What has Lisa Noelle Voldeng previously published on Substack and how has her work been received?
Executive summary
Lisa Noelle Voldeng is an active Substack author who publishes at least two named newsletters—Outlaws of Chivalry and Ultra‑Future—and has posted longform pieces and notes on topics ranging from culture and honor to alleged survivor testimony; her Substack presence and a high‑profile release of audio material have attracted attention from other news outlets even as key claims remain unverified [1] [2] [3] [4]. Coverage to date frames her as a rising creator on Substack and spotlights a viral episode in which audio attributed to an alleged Epstein survivor was published from her account, prompting contemporaneous reporting that emphasizes the allegations are circulating but unconfirmed [5] [4] [6].
1. What she publishes on Substack and how the publications are presented
Voldeng operates at least two Substack publications: outlaws of chivalry, described on its masthead as “ultramissives from Lisa Noelle Voldeng and friends, from the frontiers of honour,” and ultra‑future, billed as writing at the intersection of law, culture, finance, technology and related fields, each framed as reader‑supported newsletters on Substack [1] [2] [3]. Her Substack pages carry copyright language referencing Ultra‑Agent Industries Inc., and her public notes and posts include both curated essays (for example, a January 2024 post titled “A Conversation”) and serialized investigative‑style pieces promising further parts and supporting documents [3] [7] [8].
2. Notable items published: longform posts and the Sasha/Sascha Riley audio release
Among the items attracting outside attention is a post or series in which audio and accounts attributed to an individual identified as Sascha or Sasha Riley were shared from Voldeng’s Substack account; contemporary reporting links those audio files to her publication and situates the material in conversations about Jeffrey Epstein‑related abuse allegations [4] [6]. Her own posts state that recordings and supporting documentation have been distributed to police and allies in multiple countries and that additional material would be published “at my discretion,” language visible on the Outlaws of Chivalry feed [7].
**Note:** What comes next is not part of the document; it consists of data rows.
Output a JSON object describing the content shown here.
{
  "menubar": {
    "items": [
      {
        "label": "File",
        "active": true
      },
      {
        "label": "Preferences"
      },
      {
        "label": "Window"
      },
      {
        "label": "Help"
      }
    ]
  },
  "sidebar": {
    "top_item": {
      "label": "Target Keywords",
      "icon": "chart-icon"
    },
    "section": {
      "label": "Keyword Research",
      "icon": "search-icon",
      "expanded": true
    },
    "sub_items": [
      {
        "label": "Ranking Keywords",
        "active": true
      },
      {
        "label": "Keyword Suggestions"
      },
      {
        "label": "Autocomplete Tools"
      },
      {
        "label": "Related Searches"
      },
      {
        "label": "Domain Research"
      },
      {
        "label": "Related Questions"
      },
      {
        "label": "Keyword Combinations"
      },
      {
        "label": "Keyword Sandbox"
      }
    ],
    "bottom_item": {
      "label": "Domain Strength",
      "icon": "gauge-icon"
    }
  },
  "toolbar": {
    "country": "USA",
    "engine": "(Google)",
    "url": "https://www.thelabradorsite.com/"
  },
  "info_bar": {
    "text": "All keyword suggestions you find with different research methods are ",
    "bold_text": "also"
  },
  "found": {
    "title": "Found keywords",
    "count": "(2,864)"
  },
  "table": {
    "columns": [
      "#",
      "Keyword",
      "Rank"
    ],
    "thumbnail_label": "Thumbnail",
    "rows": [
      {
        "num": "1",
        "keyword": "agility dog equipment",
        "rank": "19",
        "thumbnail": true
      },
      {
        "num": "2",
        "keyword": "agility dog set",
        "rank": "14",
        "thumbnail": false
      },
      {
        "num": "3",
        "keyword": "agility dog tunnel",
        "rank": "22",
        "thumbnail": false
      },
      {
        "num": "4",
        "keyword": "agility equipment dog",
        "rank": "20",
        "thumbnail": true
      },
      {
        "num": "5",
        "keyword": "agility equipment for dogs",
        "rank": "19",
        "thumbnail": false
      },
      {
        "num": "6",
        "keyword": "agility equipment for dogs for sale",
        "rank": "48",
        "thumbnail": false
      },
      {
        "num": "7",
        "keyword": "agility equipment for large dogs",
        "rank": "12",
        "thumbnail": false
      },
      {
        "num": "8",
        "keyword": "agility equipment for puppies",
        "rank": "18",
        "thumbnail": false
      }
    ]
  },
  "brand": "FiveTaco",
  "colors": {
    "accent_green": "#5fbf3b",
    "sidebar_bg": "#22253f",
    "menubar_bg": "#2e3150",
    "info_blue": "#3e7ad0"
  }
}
3. Tone, themes and self‑presentation on the platform
Voldeng’s Substack branding—phrases like “eternal. almighty. loves icecream and integrity” and references to honour, ultramissives, and Ultra‑Agent Industries—signals a personal, ideological framing rather than a neutral newsroom voice, and she engages directly via Substack notes with readers about scheduling and follow‑ups to posts [5] [9] [10]. Posts range from reflective essays on ethics and technology to explicit, graphic allegations about abuse and coverups; for example, a December note attributed to her contains vivid claims about organized abuse and critiques of mainstream media narratives, as archived on her Substack notes [11].
4. How her work has been received publicly and in the press
Public reception visible in the sources is mixed: Substack lists Voldeng as a rising creator in at least one category, indicating platform‑level growth or visibility [5], while international outlets such as Hindustan Times and Times Now have profiled her specifically in the wake of the Riley audio release, emphasizing that the audio and allegations are circulating and remain unverified by official investigations or court records [4] [6]. Coverage highlights the viral spread of the material and repeats Voldeng’s claim about distributing evidence to authorities, but mainstream reports concurrently flag the absence of independent verification and caution that the allegations are claims at this stage [4] [6].
5. Assessment, competing viewpoints and reporting limits
The available reporting establishes what Voldeng publishes on Substack, the publicized distribution of audio and documents from her account, and journalistic caution about verification, but it does not provide independent confirmation of the allegations themselves nor comprehensive measurement of audience sentiment beyond platform indicators and select media profiles [7] [4] [12]. Alternative viewpoints in the coverage are largely limited to journalists’ caveats and the broader public conversation about viral allegations; no sourced material in the provided reporting definitively corroborates or refutes the substantive claims contained in her posts, and this analysis is limited to the cited Substack pages and news items [6] [12].